Cómo se comprueba los redactores del texto legal no dominan ni la sintaxis ni la concordancia. Eso sí, dejan claro que no piensan cambiar un ápice la situación actual.

El Pacto de Estado tenía en sí mismo su propia inoperancia. Exigiendo que todos los partidos políticos se pusieran de acuerdo era evidente que únicamente podía aprobar un texto desleído que contentara a los machistas de Ciudadanos, a los patriarcales del PP y a la facción irredenta del PSOE, tan enamorados como están con su Ley contra la Violencia de Género, a la que atribuyen todas las virtudes, aunque haya demostrado sobradamente su inutilidad.

Lo más inaceptable de este pacto es que no haya igualado a todas las víctimas.
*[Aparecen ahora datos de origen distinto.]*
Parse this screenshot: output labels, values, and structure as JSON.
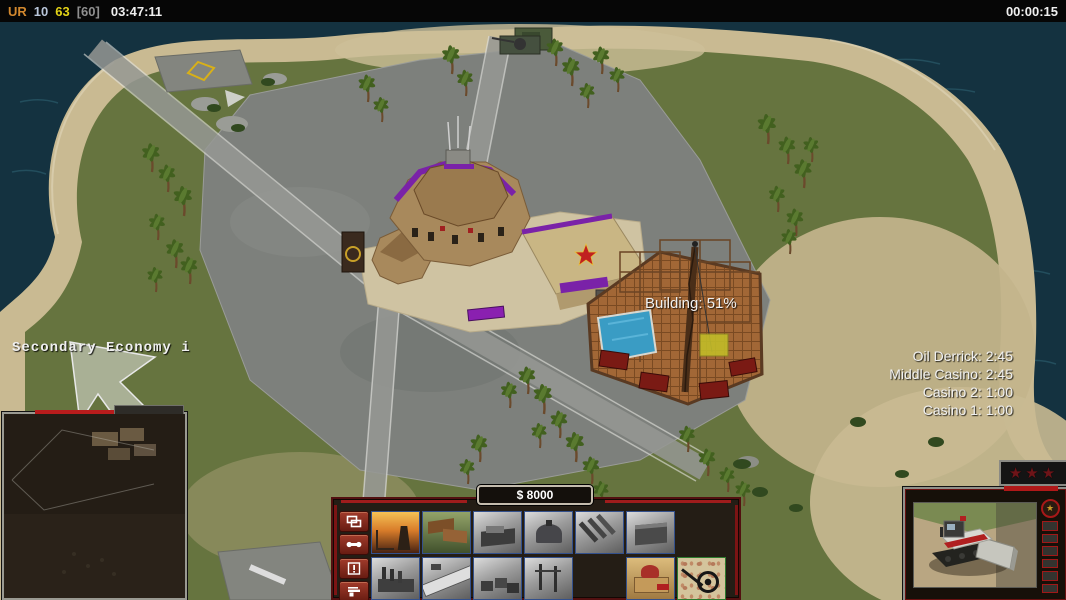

Manteniendo la distinción entre mujeres ligadas sentimentalmente al agresor y las que no, deja al albur del Código Penal a un enorme universo femenino que carece de protección. Madres, suegras, cuñadas, hijas, vecinas, compañeras de trabajo, desconocidas y prostitutas son consideradas ajenas a la violencia de género, esa extraña calificación con la que han distinguido los legisladores a las que padecen la violencia machista, y que por razón de esta categoría semántica se merecen más atención y cuidados que las demás.

Pero lo peor no es que se haya aprobado un mal plan, con ser mala cosa, sino que servirá para que en diez años más no se mueva una coma de esa inútil Ley de Violencia, porque los responsables políticos considerarán que ya han hecho el enorme esfuerzo de reunirse durante nueve meses, cobrando dietas, para discutir interminablemente las gurruminas del redactado del texto, escuchar e interrogar a los 80 expertos que han convocado en este tiempo, atender entrevistas y ruedas de prensa, dar toda la publicidad posible a su enorme esfuerzo, alentar las esperanzas y expectativas de las víctimas y de las asociaciones que las defienden, y por tanto no van a repetir tan múltiples y duros trabajos en una década, cuando hayamos sumado mil mujeres asesinadas y cien niños más a esta macabra estadística. Es decir, que no hemos perdido el futuro sino el presente. 

Al ser inaceptable el texto de ese Pacto el grupo de Unidos Podemos tampoco debía haberse abstenido. Era preciso que se opusiera rotundamente, puesto que no iban a aprobarlo.

La abstención es semejante al limbo en que el antiguo dogma católico situaba a los niños no bautizados, y teniendo en cuenta la gravedad de los hechos que se estaban analizando y el poder que tienen las formaciones políticas que se sientan en el Parlamento, resulta patético que una de ellas, la que se pretende más a la izquierda y más feminista se  quede en el limbo.